Неотъемлемой частью моего раннего детства была Малаховка, где жил с семьей дедушкин давний друг дядя Яша. Хотя его дом стоял на бойком и совсем не дачном месте, поездки в Малаховку все же считались выездом на природу. Для меня московского дворового ребенка, чьим любимым занятием было смотреть как заливают асфальт, грызть кусочки черного блестящего вара и нюхать гашеный карбид, пучок ранней ярко зеленой травы в Малаховке становился событием. А уж встреча Нового года в заваленном снегом поселке рождественской сказкой.
Однажды дедушка вернулся домой раньше обычного и сообщил мне, что дядя Яша умер, и мы едем в Малаховку с ним прощаться. Всю дорогу он молчал, качал головой, вздыхал и крякал, а когда мы подошли к знакомому крыльцу, вдруг рухнул на колени и громко завыл. Он выл и причитал на том языке, на который они с бабушкой переходили, когда не хотели, чтоб я понимала. Я смотрела на дедушку и не знала как быть. Зачем он так раскачивается, всхлипывает и надрывно причитает? Зачем касается лбом ступенек? Почему никто из вышедших нам навстречу не бросается его поднимать? От страха я тихонько хныкала и грызла ногти. Вскоре дедушка поднялся и, слегка покачиваясь, пошел в комнату. Подойти к гробу я не решилась и дядю Яшу почти не видела. Больше, чем смерть, которую я и осознать тогда не могла, меня потряс странный дедушкин поступок. И лишь когда я подросла и дедушка рассказал мне о своем нищенском витебском детстве, о том, как возле его умершего отца, следуя давней традиции, целый день выли плакальщики, я поняла, что случилось тогда на ступеньках малаховского дома.
Так устроена память, что стоит произнести хорошо знакомое имя или название, как немедленно всплывает одна-единственная навеки прилепившаяся к этому слову картинка или деталь. Так Удельная это кружка ненавистного козьего молока, Малаховка, в которой я часто бывала и позже и даже снимала дачу, когда у меня родился сын, это навеки та Малаховка, где на крыльце дяди Яшиного дома качается и причитает дедушка.
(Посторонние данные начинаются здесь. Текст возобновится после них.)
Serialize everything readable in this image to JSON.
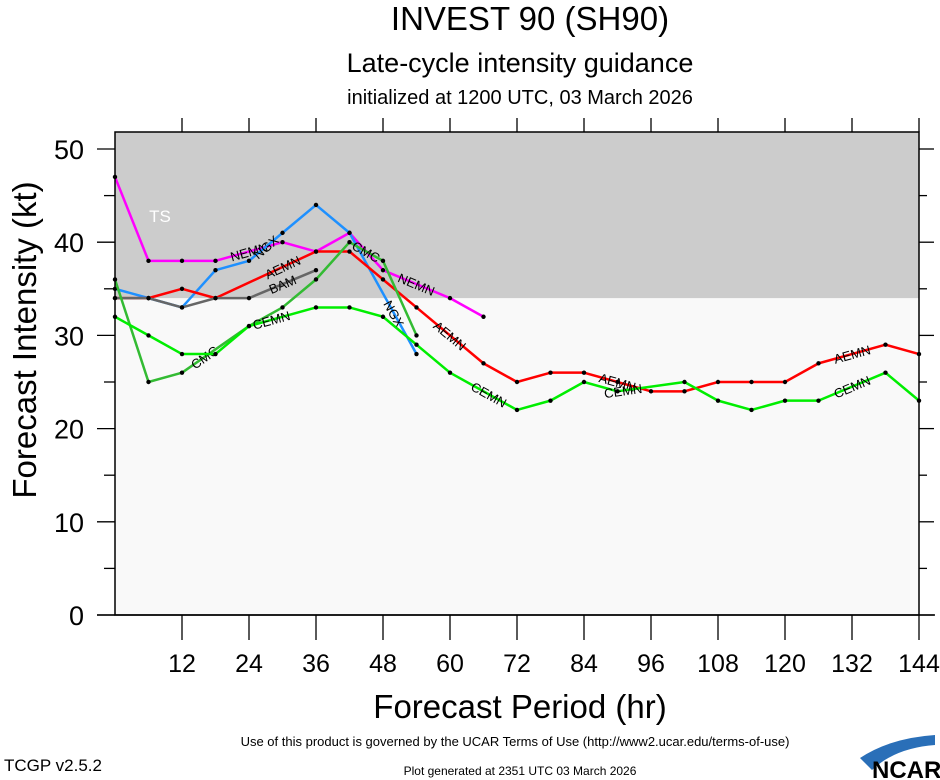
{
  "chart_data": {
    "type": "line",
    "title": "INVEST 90 (SH90)",
    "subtitle": "Late-cycle intensity guidance",
    "subtitle2": "initialized at 1200 UTC, 03 March 2026",
    "xlabel": "Forecast Period (hr)",
    "ylabel": "Forecast Intensity (kt)",
    "xlim": [
      0,
      144
    ],
    "ylim": [
      0,
      50
    ],
    "xticks": [
      12,
      24,
      36,
      48,
      60,
      72,
      84,
      96,
      108,
      120,
      132,
      144
    ],
    "yticks": [
      0,
      10,
      20,
      30,
      40,
      50
    ],
    "band": {
      "label": "TS",
      "from": 34,
      "to": 52,
      "color": "#cccccc"
    },
    "series": [
      {
        "name": "NEMN",
        "color": "#ff00ff",
        "label_at": [
          24,
          54
        ],
        "x": [
          0,
          6,
          12,
          18,
          30,
          36,
          42,
          48,
          60,
          66
        ],
        "values": [
          47,
          38,
          38,
          38,
          40,
          39,
          41,
          37,
          34,
          32
        ]
      },
      {
        "name": "NGX",
        "color": "#1e90ff",
        "label_at": [
          27,
          50
        ],
        "x": [
          0,
          6,
          12,
          18,
          24,
          30,
          36,
          42,
          54
        ],
        "values": [
          35,
          34,
          33,
          37,
          38,
          41,
          44,
          41,
          28
        ]
      },
      {
        "name": "AEMN",
        "color": "#ff0000",
        "label_at": [
          30,
          60,
          90,
          132
        ],
        "x": [
          0,
          6,
          12,
          18,
          36,
          42,
          48,
          54,
          66,
          72,
          78,
          84,
          90,
          96,
          102,
          108,
          114,
          120,
          126,
          138,
          144
        ],
        "values": [
          34,
          34,
          35,
          34,
          39,
          39,
          36,
          33,
          27,
          25,
          26,
          26,
          25,
          24,
          24,
          25,
          25,
          25,
          27,
          29,
          28
        ]
      },
      {
        "name": "BAM",
        "color": "#666666",
        "label_at": [
          30
        ],
        "x": [
          0,
          6,
          12,
          18,
          24,
          36
        ],
        "values": [
          34,
          34,
          33,
          34,
          34,
          37
        ]
      },
      {
        "name": "CMC",
        "color": "#33bb33",
        "label_at": [
          16,
          45
        ],
        "x": [
          0,
          6,
          12,
          24,
          30,
          36,
          42,
          48,
          54
        ],
        "values": [
          36,
          25,
          26,
          31,
          33,
          36,
          40,
          38,
          30
        ]
      },
      {
        "name": "CEMN",
        "color": "#00ee00",
        "label_at": [
          28,
          67,
          91,
          132
        ],
        "x": [
          0,
          6,
          12,
          18,
          24,
          36,
          42,
          48,
          54,
          60,
          72,
          78,
          84,
          90,
          102,
          108,
          114,
          120,
          126,
          138,
          144
        ],
        "values": [
          32,
          30,
          28,
          28,
          31,
          33,
          33,
          32,
          29,
          26,
          22,
          23,
          25,
          24,
          25,
          23,
          22,
          23,
          23,
          26,
          23
        ]
      }
    ]
  },
  "footer": {
    "version": "TCGP v2.5.2",
    "terms": "Use of this product is governed by the UCAR Terms of Use (http://www2.ucar.edu/terms-of-use)",
    "generated": "Plot generated at 2351 UTC   03 March 2026",
    "logo": "NCAR"
  }
}
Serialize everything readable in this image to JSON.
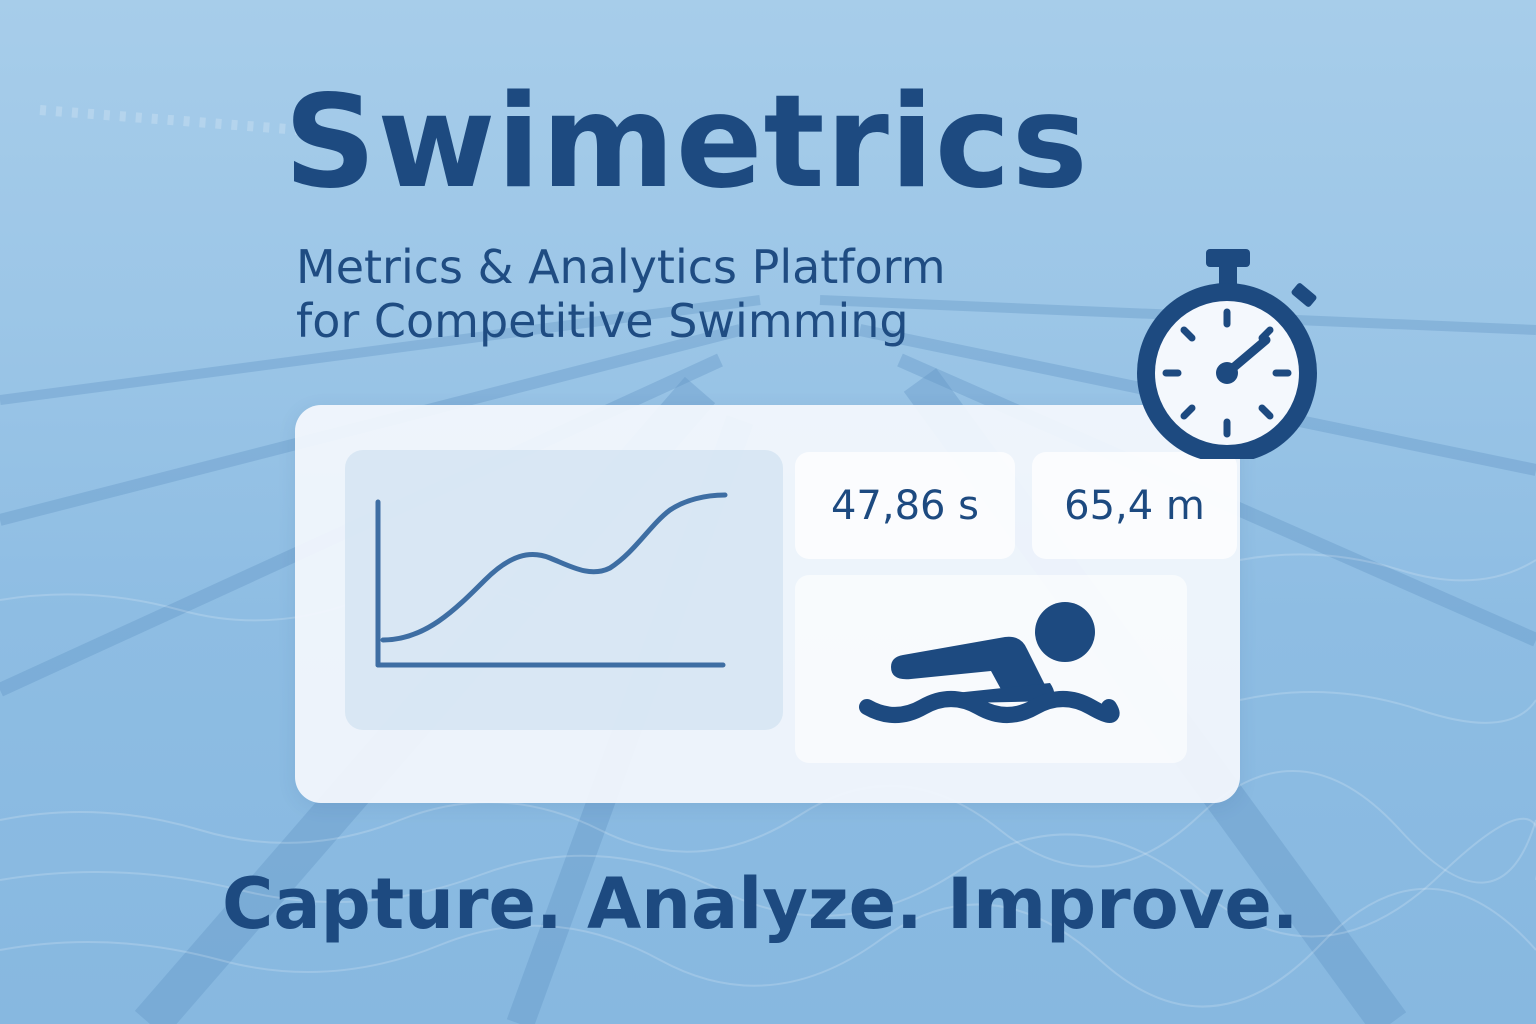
{
  "brand": {
    "title": "Swimetrics",
    "subtitle_line1": "Metrics & Analytics Platform",
    "subtitle_line2": "for Competitive Swimming",
    "tagline": "Capture. Analyze. Improve."
  },
  "metrics": {
    "time": "47,86 s",
    "distance": "65,4 m"
  },
  "icons": {
    "stopwatch": "stopwatch-icon",
    "swimmer": "swimmer-icon",
    "chart": "line-chart-icon"
  },
  "colors": {
    "primary": "#1d4a80",
    "card": "#f4f8fd",
    "water": "#8fbde3"
  }
}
Дедушке не везло с друзьями: многие из них рано умерли, а про некоторых у нас дома говорили шепотом и лишь тогда, когда думали, что я сплю. Вопросов про случайно подслушанное я, естественно, не задавала. «Когда посадили мужа, она задушила себя собственной косой», донеслось до меня однажды. Я прислушалась. Речь шла о жене дедушкиного друга, старого большевика, о котором спустя годы мы узнали, что его расстреляли перед самой войной. У нас бывала их дочь Еничка, забегавшая поболтать с мамой. Однажды ранней весной она пригласила нас с мамой не то в Перхушково, не то в Полушкино куда-то, где у них была дача. Мы долго ехали на дымящем, сипящем, пронзительно свистящем паровичке. Сперва я, не отрываясь, глядела в окно, а, наглядевшись, отправилась путешествовать по вагону. Добравшись до нужной станции, мы спустились по шатучим неудобным ступенькам и оказались в большой луже. Долго шли по талому снегу, по тонкому льду. Место казалось пустынным, безлюдным и не верилось, что мы недавно из Москвы. Наконец, остановились возле недостроенного забора. «Вот наша дача», сказала Еничка. Мы пересекли огромный участок и подошли к дому без окон и дверей. Возле крыльца лежало гигантское серое обструганное дерево. «Милости прошу, сказала хозяйка, я покажу вам дом. Вот здесь мы думали устроить папин кабинет, здесь спальню, здесь кухню...», ее голос странно звенел. Бродя по брошенному дому, слушая Еничку, глядя на ее длинные, красиво уложенные вокруг головы косы, я вспоминала произнесенные шепотом слова: «Она задушила себя собственной косой». Меня тянуло на улицу и, когда экскурсия завершилась, я с облегчением покинула зияющий пустотами дом и пошла бродить по участку. Меня почему-то загипнотизировало огромное сырое бревно, лежащее возле крыльца. Я его гладила, нюхала, садилась на него верхом. От него, как и от всего, что меня окружало, пахло свежестью, какой я не знала прежде. Когда я слышу Перхушково-Полушкино, я всегда вспоминаю эту небывалую весеннюю свежесть, пугающе длинные косы Енички, похожий на привидение дом, талый снег, тонкое кружево льда, на которое так приятно наступать медленно и осторожно.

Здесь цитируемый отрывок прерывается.